手指関節の強張りやバネ指は、手指関節の周辺や関節内の毛細血管の詰まり
や停滞を意識させ、関節に強い屈伸圧力をかけることで、これを流す対応として
発生しています。

この背景には、生きる上で一番重要な血液の質の低下が隠されていたのです。
故に手指の強張りやバネ指は、単なる局所の関節の炎症という問題ではなく、
体の弱りを表わす危険信号であり、警告サインであるのです。

この認識に基づき、早急に血液の質を元に戻す処置を講じる必要があるのです。
体はその事を我々に教えているのです。故にこの警告サインと症状を単純にステ
ロイド剤等で消し去ったり、安易な手術等で封じ込めてはならないのです。

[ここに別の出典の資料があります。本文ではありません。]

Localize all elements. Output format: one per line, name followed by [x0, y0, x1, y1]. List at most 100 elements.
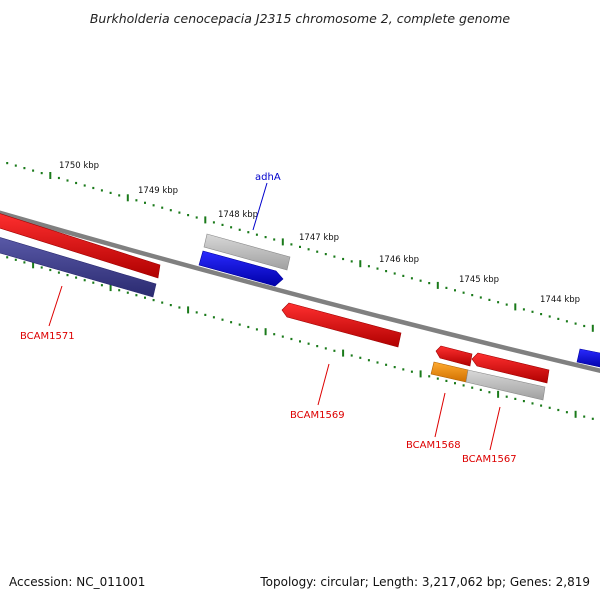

この症
状は、そのような処置で良くなる様な単純な疾患ではないからです。当然徐々に
関節リウマチに移行する事は必然です。そして、次第にステロイド剤が効かなくな
り、新たな生物製剤が導入される事で、ますます体の免疫力を低下させ、各種の
感染症のリスクを高め、遂にはさらに重篤な病気を併発していくこととなるのです。


『どう対処するか』

これまで手指の強張りやバネ指の根拠と機序を詳細に解説してきました。根拠と
機序が示されているという事は、どう対処すれば良いかのの答えは既に出ていま
す。

低下した血液の質を元に戻す事が不可欠になります。そして局所の手指関節をと
り巻く筋肉、靱帯、腱の硬直を解き、関節液の循環も改善する必要があります。
この両面からのアプローチが必要です。血液の質を元にもどすためには、肝臓
と胆嚢の機能を高め、特に胆汁の生成力を元に戻し、直接的には胆嚢の腫れを
とり、胆嚢が収縮できる様にする事です。

肝臓の充血がとれる事で、全身の血液の配分が修正され、胆汁の生成と分泌が
回復する事で血液の質が整ってきます。これに加えて全身の血液の循環を担う
心臓のポンプ力を高めれば、全身の血液の循環・配分・質の全ての乱れを修復
する事ができ、毛細血管に詰まりや停滞が生じなくなります。
つまり、「肝心要」(かんじんかなめ)と言われる肝臓(胆嚢を含む)と心臓の機能を
修復すれば、全身の血液の循環・配分・質(赤血球の連鎖と変形)の全てを整える
事ができるのです。これらを全て達成することができるのが日本伝承医学の治療
になります。


『日本伝承医学の治療が目指すもの』

日本伝承医学の治療は、細胞新生と造血を行なう骨髄の機能を発現する目的で
構築されています。骨髄機能が発現する事で、生命力(細胞新生)と免疫力(造血力)
が高められます。

内臓的には肝心要を整える事を目的にした技術で、全身の血液の循環・配分・質
の乱れが修復できます。また古代人が発見開発した、血液の質を高める技法(リウ
マチの操法)としての大腿骨の前面の叩打法が効果を発揮します。

そして手首や手指の痛みをとる個別の操法で局所の治療を行ないます。
さらに家庭療法として推奨する頭と肝臓の氷冷却法が脳内の熱のこもりと肝胆の
炎症を鎮めるのに効果を発揮します。この様な統合的な治療で指関節の強張り
やバネ指に対処する事ができるのです。


『リハビリテーション及び予防法について』

@おはじき運動

「昔の遊び」のおはじき(指はじき)運動を全指に行ないます。手指の骨に心地良いひ
びきが入ることを意識して、指をはじきます。湯ぶねにつかりながら、水をはじくよう
に行なうと、水圧がかかるのでより効果的です。一日に何回行なっても良い運動に
なります。リハビリと予防法との両方に使用できます。

A温冷法

毎日の入浴時につぶ氷を何個か用意し、患部の関節周囲をくるくる回し溶かしながら、
アイスマッサージを行ないます。次に「湯」につけて温めます。冷と温を交互に繰り返し
ます。これを3セット行ない、最後は冷却して終了します。入浴時以外でも氷とお湯(蒸し
タオル)があれば、どこでも可能です。